There is also a collection of artifacts of historical note and emotion: Mr. Armstrong’s footprint, for example, and an American flag. Apollo 11 also left behind a mission patch from Apollo 1, in which three astronauts died in a fire, and a message from world leaders.
And while some of the garbage might seem like, well, garbage, California is just one of several states seeking protection for the items in the face of possible lunar missions by other nations as well as a budding space tourism industry.
In New Mexico, home to early Apollo test sites like the White Sands Missile Range, a similar measure is expected to be considered by the state’s cultural properties review committee in April.
Beth O’Leary, an assistant professor of anthropology at New Mexico State University and an expert in “lunar archeology,” said she had screamed with delight when she heard the news from California. But she admitted that persuading people to safeguard Apollo’s space junk was often a challenge, if only because it is on — you know — the moon.
“I don’t think anyone argues with it being a major event in the history for humanity, right up there with the invention of fire,” Ms. O’Leary said. “But people don’t tend to think of it as something we need to be protecting.”

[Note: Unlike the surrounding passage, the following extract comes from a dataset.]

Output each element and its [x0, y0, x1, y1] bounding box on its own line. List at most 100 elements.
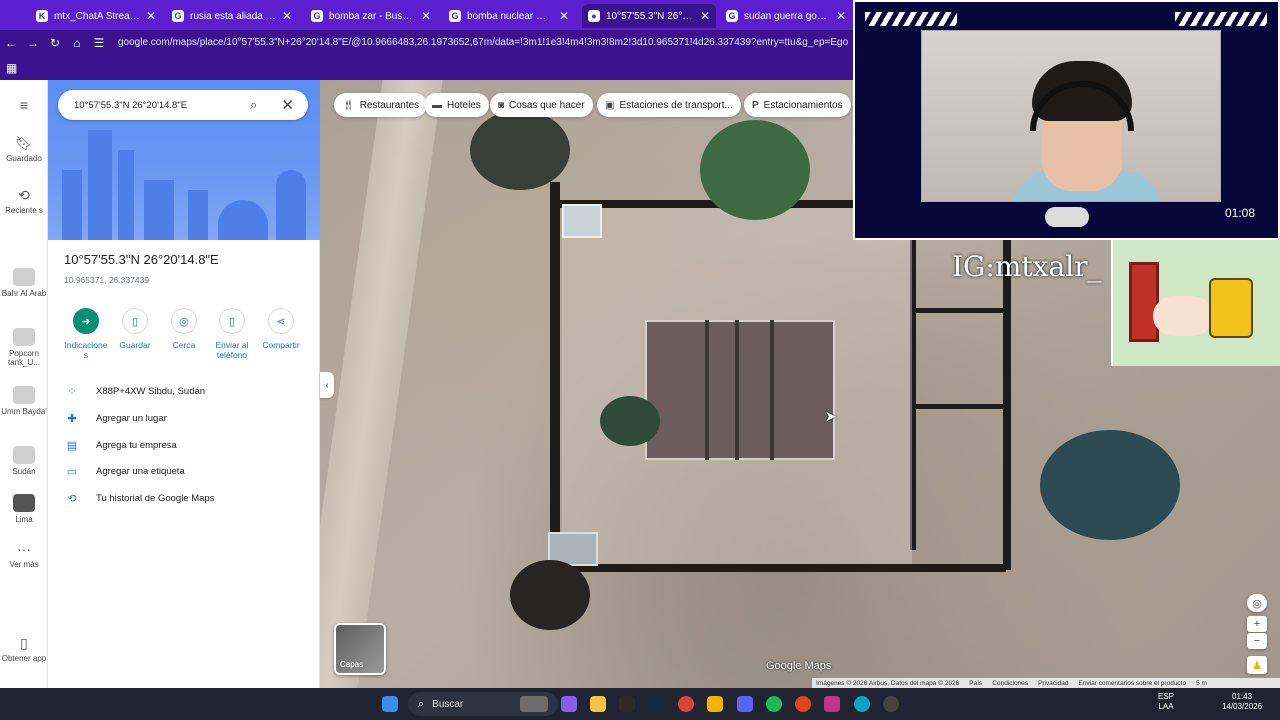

So for the last decade, she and other historians and archeologists have been pushing for protection through their Lunar Legacy Project, which has an inventory of items left behind at Tranquility Base where the astronauts landed in July 1969, including a plaque spelling out exactly who made the mess.
“Here men from the planet Earth first set foot upon the Moon,” it reads. “We came in peace for all mankind.”
Mr. Donaldson said he hoped his commission’s vote might help goad the United Nations Educational Scientific and Cultural Organization into placing the landing site on the World Heritage List, an international compilation of famed landmarks.
“I think there’s a threat from private companies,” Mr. Donaldson said. “And with today’s technology, they could probably pinpoint this.”
That said, Mr. Donaldson admitted that there were no “space cops” available to safeguard the state’s newest historical resource. But, like the Apollo astronauts themselves, he seemed optimistic that Friday’s vote might lead to bigger and better things.
“Hopefully,” he said, “this will take off.”